Physicochemical, rheological and thermal properties of Mesona chinensis polysaccharides obtained by sodium carbonate assisted and cellulase assisted extraction.

机构信息

State Key Laboratory of Food Science and Technology, Nanchang University, Nanchang 330047, China.

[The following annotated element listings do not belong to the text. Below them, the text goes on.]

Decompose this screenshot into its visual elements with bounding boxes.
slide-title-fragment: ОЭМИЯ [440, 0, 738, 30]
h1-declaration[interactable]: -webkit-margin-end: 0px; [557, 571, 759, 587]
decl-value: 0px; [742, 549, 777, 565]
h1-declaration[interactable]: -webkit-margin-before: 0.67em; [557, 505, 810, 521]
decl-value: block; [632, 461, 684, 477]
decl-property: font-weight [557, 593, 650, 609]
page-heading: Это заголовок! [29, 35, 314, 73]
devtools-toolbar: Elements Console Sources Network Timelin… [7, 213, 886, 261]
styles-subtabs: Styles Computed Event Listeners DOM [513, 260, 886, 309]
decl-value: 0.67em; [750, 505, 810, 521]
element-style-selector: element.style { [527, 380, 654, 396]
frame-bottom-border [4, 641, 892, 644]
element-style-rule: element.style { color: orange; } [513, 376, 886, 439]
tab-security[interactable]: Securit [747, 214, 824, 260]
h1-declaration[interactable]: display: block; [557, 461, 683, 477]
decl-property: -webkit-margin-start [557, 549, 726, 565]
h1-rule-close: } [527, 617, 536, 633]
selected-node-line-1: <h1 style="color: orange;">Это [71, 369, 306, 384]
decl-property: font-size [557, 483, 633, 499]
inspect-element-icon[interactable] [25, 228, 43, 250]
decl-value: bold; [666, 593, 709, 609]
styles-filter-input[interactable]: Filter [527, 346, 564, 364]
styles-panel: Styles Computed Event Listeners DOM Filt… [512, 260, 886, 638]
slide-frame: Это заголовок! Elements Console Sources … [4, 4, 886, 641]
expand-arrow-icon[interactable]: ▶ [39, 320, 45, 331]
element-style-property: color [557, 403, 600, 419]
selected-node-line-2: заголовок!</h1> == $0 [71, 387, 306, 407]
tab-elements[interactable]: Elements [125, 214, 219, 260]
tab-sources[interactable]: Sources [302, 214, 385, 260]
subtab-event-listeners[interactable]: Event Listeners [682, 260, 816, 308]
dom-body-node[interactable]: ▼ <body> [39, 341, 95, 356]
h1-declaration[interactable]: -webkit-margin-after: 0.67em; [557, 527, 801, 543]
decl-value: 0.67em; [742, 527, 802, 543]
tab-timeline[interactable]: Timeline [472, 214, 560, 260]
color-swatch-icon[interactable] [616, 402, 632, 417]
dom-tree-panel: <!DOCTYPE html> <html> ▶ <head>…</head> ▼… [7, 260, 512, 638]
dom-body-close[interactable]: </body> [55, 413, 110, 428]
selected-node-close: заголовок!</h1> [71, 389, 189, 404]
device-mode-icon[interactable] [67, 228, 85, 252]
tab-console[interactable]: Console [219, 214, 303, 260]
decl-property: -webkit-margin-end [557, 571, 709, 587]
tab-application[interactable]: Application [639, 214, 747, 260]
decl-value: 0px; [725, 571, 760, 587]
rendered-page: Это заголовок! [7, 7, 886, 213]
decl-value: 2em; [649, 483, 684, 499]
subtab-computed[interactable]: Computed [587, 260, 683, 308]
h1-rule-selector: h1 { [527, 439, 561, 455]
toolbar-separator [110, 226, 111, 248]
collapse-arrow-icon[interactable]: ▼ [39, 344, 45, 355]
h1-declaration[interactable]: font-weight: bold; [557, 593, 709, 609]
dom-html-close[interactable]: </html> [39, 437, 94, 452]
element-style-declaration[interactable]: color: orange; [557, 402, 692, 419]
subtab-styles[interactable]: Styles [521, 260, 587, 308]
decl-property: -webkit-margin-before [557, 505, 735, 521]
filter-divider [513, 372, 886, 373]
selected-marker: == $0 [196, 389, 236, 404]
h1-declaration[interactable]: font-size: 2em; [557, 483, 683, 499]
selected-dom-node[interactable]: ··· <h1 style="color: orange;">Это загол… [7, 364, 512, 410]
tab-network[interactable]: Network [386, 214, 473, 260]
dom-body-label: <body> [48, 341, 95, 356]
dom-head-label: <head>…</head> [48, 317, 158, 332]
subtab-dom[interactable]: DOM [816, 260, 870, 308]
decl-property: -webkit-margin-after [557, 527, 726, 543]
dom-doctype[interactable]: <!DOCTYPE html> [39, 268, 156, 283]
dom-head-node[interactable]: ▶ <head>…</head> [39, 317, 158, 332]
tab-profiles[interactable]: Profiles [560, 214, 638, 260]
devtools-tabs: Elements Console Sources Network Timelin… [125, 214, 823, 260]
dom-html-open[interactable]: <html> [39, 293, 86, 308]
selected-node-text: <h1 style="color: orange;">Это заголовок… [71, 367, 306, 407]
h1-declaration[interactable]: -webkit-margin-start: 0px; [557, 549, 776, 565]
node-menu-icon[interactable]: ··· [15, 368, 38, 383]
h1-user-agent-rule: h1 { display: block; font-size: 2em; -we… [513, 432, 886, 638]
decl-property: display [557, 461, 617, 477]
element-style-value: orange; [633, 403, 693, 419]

State Key Laboratory of Food Science and Technology, Nanchang University, Nanchang 330047, China.

出版信息

Int J Biol Macromol. 2019 Apr 1;126:30-36. doi: 10.1016/j.ijbiomac.2018.12.211. Epub 2018 Dec 22.

Abstract

Mesona chinensis has been used as a Chinese folk medicine and main ingredient used to make "black bean jelly" in Asia for hundreds of years. In this study, two polysaccharides (MCP-C and MCP-S) from Mesona chinensis were extracted by using cellulase assisted extraction (CAE) and sodium carbonate assisted extraction (SAE), separately. Then the different physicochemical characteristics, rheological and thermal properties of two polysaccharides were analyzed by ion chromatography, high-performance gel permeation chromatography (HPGPC), Fourier transform infrared spectroscopy (FT-IR), scanning electron microscopy (SEM), rheological and thermogravimetric analysis. Results indicated that the contents of total sugar and uronic acid of MCP-C were higher than MCP-S, while the protein content and molecular weight was lower than that of MCP-S. MCP-S and MCP-C had differences in the surface morphology by SEM, while they all had the typical IR spectra characteristic and amorphous morphology of polysaccharides. The rheological experiments showed that MCP-C and MCP-S exhibited typical pseudoplasticity fluids behavior. The apparent viscosity (η), storage modulus (G') and complex viscosity (η*) of MCP-S were higher than MCP-C. The three-stage decomposition patterns were observed in MCP-C and MCP-S. MCP-S was more stable and had higher initial decomposition temperature (Ti) than MCP-C.

摘要

锦葵作为一种中国民间药物,在亚洲地区已经有几百年的历史,被用作制作“黑凉粉”的主要原料。在这项研究中,我们分别使用纤维素酶辅助提取(CAE)和碳酸钠辅助提取(SAE)从锦葵中提取了两种多糖(MCP-C 和 MCP-S)。然后,我们通过离子色谱、高效凝胶渗透色谱(HPGPC)、傅里叶变换红外光谱(FT-IR)、扫描电子显微镜(SEM)、流变学和热重分析等方法分析了两种多糖的不同理化特性、流变学和热学性质。结果表明,MCP-C 的总糖和糖醛酸含量高于 MCP-S,而蛋白质含量和分子量低于 MCP-S。通过 SEM 观察到 MCP-S 和 MCP-C 的表面形态存在差异,而它们都具有多糖的典型红外光谱特征和无定形形态。流变学实验表明,MCP-C 和 MCP-S 表现出典型的假塑性流体行为。MCP-S 的表观粘度(η)、储能模量(G')和复合粘度(η*)均高于 MCP-C。在 MCP-C 和 MCP-S 中都观察到了三个阶段的分解模式。MCP-S 比 MCP-C 更稳定,初始分解温度(Ti)更高。